The only way to fix Metro is for our political leaders to demand accountability from the wayward transit agency. The NTSB has no regulatory authority; they make recommendations, but cannot enforce any action. In the world of the airlines, NTSB recommendations are usually referred to the Federal Aviation Administration (FAA), and the FAA then issues airworthiness directives that have the force of law. Airlines must comply, or else they must stop flying the affected planes. There is no federal equivalent to the FAA with regulatory authority over regional rail systems; we do have a Federal Transit Administration (FTA), but it doesn’t have nearly as much authority as the FAA.

But we don’t need it to. There is a much simpler, easier solution. What we need to do is hit Metro where it really hurts: their budget. Future outlays of federal and state money for Metro operations should be made contingent upon Metro’s compliance with all outstanding NTSB recommendations.

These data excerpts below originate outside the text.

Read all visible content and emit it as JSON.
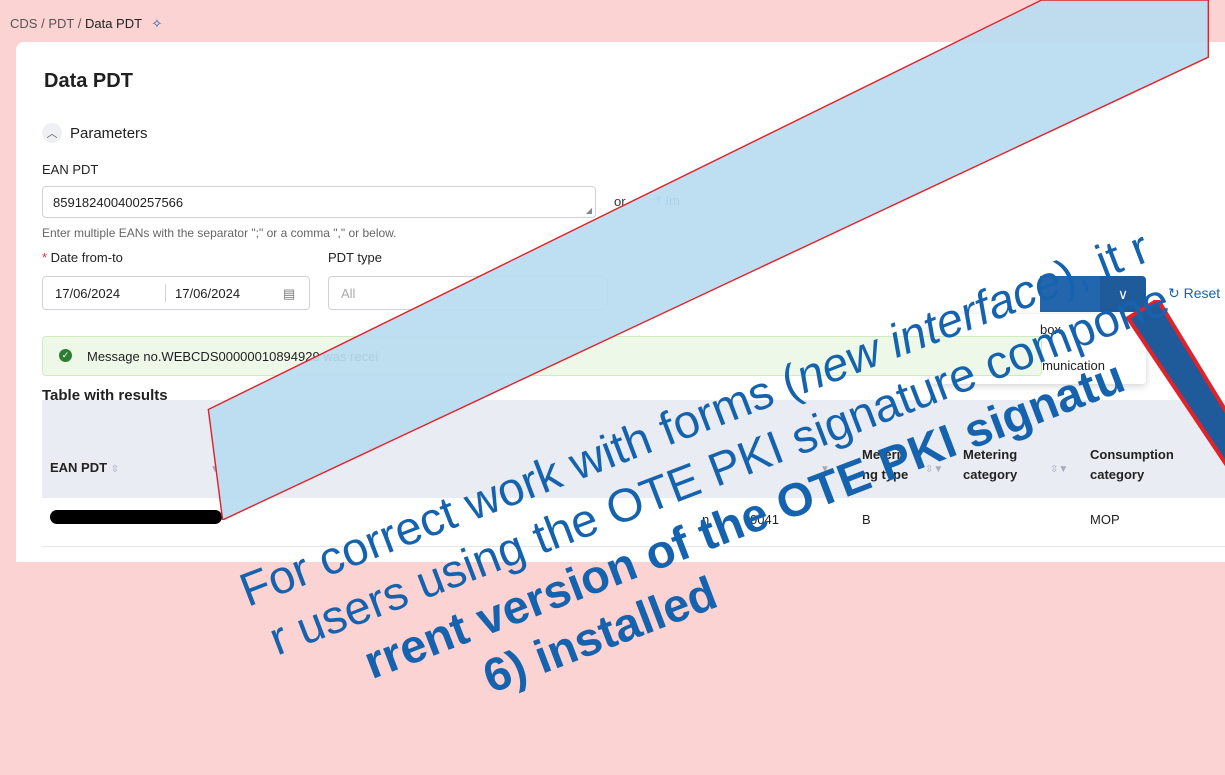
{
  "breadcrumb": {
    "items": [
      "CDS",
      "PDT",
      "Data PDT"
    ],
    "sep": "/"
  },
  "page": {
    "title": "Data PDT"
  },
  "parameters": {
    "section_label": "Parameters",
    "ean_label": "EAN PDT",
    "ean_value": "859182400400257566",
    "or_label": "or",
    "import_label": "Im",
    "hint": "Enter multiple EANs with the separator \";\" or a comma \",\" or below.",
    "date_label": "Date from-to",
    "date_from": "17/06/2024",
    "date_to": "17/06/2024",
    "pdt_type_label": "PDT type",
    "pdt_type_placeholder": "All",
    "reset_label": "Reset"
  },
  "dropdown_menu": {
    "items": [
      "box",
      "tomatic communication"
    ]
  },
  "message": {
    "text": "Message no.WEBCDS00000010894929 was recei"
  },
  "table": {
    "title": "Table with results",
    "headers": {
      "ean": "EAN PDT",
      "metering_type": [
        "Meteri",
        "ng type"
      ],
      "metering_category": [
        "Metering",
        "category"
      ],
      "consumption_category": [
        "Consumption",
        "category"
      ]
    },
    "row": {
      "code": "0041",
      "type": "B",
      "consumption": "MOP",
      "partial": "n"
    }
  },
  "banner": {
    "line1_pre": "For correct work with forms (",
    "line1_italic": "new interface",
    "line1_post": "), it r",
    "line2": "r users using the OTE PKI signature compone",
    "line3": "rrent version of the OTE PKI signatu",
    "line4": "6) installed"
  },
  "colors": {
    "banner_fill": "#b8dcf0",
    "banner_border": "#e2222a",
    "banner_text": "#1563ae",
    "primary": "#1f5a9a"
  }
}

If Metro won’t comply, or at least move forward with a plan for achieving compliance in a reasonable amount of time, then we shouldn’t give them our tax dollars. You wouldn’t support giving government handouts to an airline that didn’t comply with NTSB recommendations, or a car company that didn’t comply with National Highway Traffic Safety Administration (NHTSA) guidelines, would you? So why give government handouts to Metro?

And when Metro fails to comply with this simple ultimatum, all the government money that had been earmarked for them should be invested in their competitors instead: the road network and local non-WMATA bus and transit systems like Maryland’s MARC rail system, Virginia’s VRE rail system, Fairfax Connector buses, DC, Circulator buses, and so on. Metro is so badly mismanaged that, even with the highest fares in the country, it would probably go-under in a matter of days without government funding. It could then be sold-off at a bankruptcy fire-sale to the highest bidders. Maybe somebody will be able to salvage it and make it into something useful again, although the new owners would need to be bound by the same demand for compliance with NTSB recommendations. If the system is so far-gone that salvage wouldn’t be possible, then we’ll at least get some monetary recompense from selling valuable government-owned assets.

When private bus operators don’t comply with safety requirements, we shut them down. When airlines don’t follow safety regulations, we shut them down too. Why shouldn’t Metro be held to the same standard? The regulatory conditions are different, but our political leaders—if they would grow some backbones—could easily achieve the same outcomes.